The FireEye HX Agent runs on EC2 instances and allows the ITS Security Office  to detect security issues and compromises, as well as providing essential information for addressing security incidents.
The following are instructions for installing the Helix Agent on Linux. They have been tested on Amazon Linux 2, CentOS 6 & 7, as well as Ubuntu 18.
- Attach an Instance Profile  to the EC2 instance(s) you will be installing the HX agent on. The Instance Profile should have read access to the HX Agent bucket. See GitLab  for the specific policy.
- Download the IMAGE_HX_AGENT_LINUX_XX.XX.X.tgz file from the S3 bucket  and unzip. Inside you'll find rpms for CentOS/RHEL 6 & 7, as well as for Suse 11 & 12. Additionally you'll find .deb for Ubuntu 12 and 16.
- Upload the rpm or deb for your OS flavor, as well as the agent_config.json.

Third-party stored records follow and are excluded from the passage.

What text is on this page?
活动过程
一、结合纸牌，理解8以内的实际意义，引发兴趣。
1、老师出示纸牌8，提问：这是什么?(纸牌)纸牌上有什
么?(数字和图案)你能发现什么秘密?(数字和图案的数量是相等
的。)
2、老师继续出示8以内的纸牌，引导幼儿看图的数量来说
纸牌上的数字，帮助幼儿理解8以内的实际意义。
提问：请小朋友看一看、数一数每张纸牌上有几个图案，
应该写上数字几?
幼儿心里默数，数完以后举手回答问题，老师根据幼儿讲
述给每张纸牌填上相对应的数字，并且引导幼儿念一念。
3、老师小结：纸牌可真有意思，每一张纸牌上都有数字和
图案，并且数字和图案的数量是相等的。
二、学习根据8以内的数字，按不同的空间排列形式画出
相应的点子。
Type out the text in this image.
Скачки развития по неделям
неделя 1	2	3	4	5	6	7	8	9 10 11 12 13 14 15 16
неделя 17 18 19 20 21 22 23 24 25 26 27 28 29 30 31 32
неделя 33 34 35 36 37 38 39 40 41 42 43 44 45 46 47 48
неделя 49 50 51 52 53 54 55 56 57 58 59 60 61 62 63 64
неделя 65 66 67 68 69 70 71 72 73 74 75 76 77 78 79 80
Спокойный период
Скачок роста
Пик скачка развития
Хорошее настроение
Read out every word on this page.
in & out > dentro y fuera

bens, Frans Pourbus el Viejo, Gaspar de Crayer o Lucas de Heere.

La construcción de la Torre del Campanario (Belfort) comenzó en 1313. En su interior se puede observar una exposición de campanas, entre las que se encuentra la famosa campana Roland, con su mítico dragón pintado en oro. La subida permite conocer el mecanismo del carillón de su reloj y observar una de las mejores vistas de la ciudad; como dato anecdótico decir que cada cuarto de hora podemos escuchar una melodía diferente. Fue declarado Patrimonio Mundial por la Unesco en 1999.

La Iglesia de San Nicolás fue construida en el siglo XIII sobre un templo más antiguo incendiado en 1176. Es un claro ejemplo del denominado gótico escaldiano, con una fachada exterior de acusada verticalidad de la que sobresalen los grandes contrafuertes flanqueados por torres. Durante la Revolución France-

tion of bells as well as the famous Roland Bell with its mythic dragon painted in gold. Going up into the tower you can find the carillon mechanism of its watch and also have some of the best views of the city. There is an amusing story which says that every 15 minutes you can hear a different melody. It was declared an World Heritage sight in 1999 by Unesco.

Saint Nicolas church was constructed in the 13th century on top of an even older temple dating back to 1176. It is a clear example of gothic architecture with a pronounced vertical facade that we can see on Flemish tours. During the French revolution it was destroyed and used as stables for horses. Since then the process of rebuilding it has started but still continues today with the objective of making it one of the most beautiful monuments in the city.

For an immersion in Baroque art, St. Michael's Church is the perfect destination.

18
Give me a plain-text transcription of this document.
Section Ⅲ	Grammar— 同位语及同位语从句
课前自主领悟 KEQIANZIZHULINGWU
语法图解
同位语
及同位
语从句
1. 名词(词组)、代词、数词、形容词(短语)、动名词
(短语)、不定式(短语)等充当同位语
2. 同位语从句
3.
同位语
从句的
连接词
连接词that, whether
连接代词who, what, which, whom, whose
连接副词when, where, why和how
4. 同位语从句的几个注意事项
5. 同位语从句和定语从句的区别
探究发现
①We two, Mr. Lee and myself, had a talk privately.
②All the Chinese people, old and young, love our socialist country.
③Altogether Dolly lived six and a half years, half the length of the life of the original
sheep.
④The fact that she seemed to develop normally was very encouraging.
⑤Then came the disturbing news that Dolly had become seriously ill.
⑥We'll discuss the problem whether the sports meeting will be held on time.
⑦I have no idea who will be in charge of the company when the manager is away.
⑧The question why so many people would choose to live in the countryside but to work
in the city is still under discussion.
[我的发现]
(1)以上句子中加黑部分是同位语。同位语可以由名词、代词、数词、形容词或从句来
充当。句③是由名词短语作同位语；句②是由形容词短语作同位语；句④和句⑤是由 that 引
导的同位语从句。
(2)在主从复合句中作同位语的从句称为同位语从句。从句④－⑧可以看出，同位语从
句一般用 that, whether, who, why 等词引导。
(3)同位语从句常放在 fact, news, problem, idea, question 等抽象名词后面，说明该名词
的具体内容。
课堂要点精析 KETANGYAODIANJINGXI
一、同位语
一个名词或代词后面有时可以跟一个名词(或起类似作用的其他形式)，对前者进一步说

- SSH into your instance and run:
- For Amazon Linux, CentOS, or RHEL: sudo yum -y install xagt-XX.XX.X-X.el7.x86_64.rpm && sudo cp agent_config.json /opt/fireeye/
- For Ubuntu: sudo dpkg -i xagt_XX.XX.X-X.ubuntu16_amd64.deb
- Point the agent to the config: sudo /opt/fireeye/bin/xagt -i /opt/fireeye/agent_config.json
- Start the service and set it to start on reboot
- For Amazon Linux 2 , CentOS 7, or RHEL 7 (systemd based): sudo systemctl start xagt && sudo systemctl enable xagt
- For Amazon Linux, CentOS 6, or RHEL 6 (sysvinit based): sudo system xagt start && chkconfig xagt on
- For Ubuntu: sudo systemctl start xagt && sudo systemctl enable xagt
If you need guidance around permission needed for instance profiles please see our GitLab repo  for step-by-step directions and a self-service CloudFormation template.